Were the Luxtons scapegoats of local malice, or victims of a murderous family conflict, stricken by a dire ancestral curse?
This edition of a true crime classic includes a postscript in which the author describes the extraordinary lengths that the great poet Ted Hughes, a neighbour of the Luxtons, went to try and suppress publication of the book.

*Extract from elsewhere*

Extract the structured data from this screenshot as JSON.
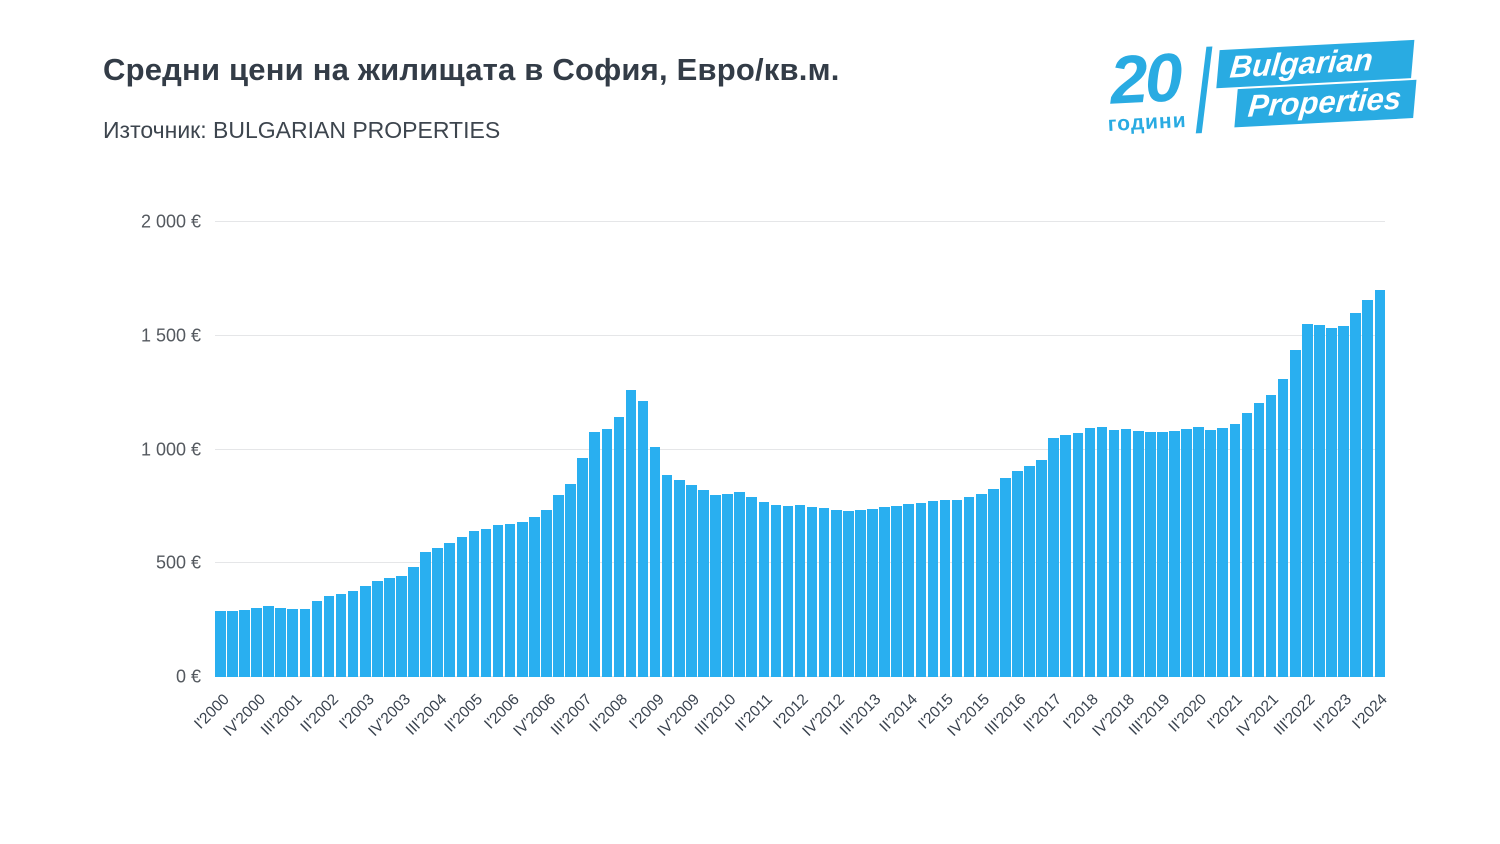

John Cornwell is a British journalist, author, and academic. Since 1990 he has directed the Science and Human Dimension Project at Jesus College, Cambridge, where he is also, since 2009, Founder and Director of the Rustat Conferences. He is a Fellow of the Royal Society of Literature and was awarded an Honorary Doctorate of Letters (University of Leicester) in 2011. He was nominated for the PEN/Ackerley Prize for best UK memoir 2007 (Seminary Boy) and shortlisted Specialist Journalist of the Year (science, medicine in Sunday Times Magazine), British Press Awards 2006. He won the Scientific and Medical Network Book of the Year Award for Hitler's Scientists, 2005; and received the Independent Television Authority - Tablet Award for contributions to religious journalism (1994). In 1982 he won the Gold Dagger Award Non-Fiction (1982) for Earth to Earth. He is best known for his investigative journalism; memoir; and his work in public understanding of science. In addition to his books on the relationship between science, ethics and the humanities, he has written widely on the Catholic Church and the modern papacy.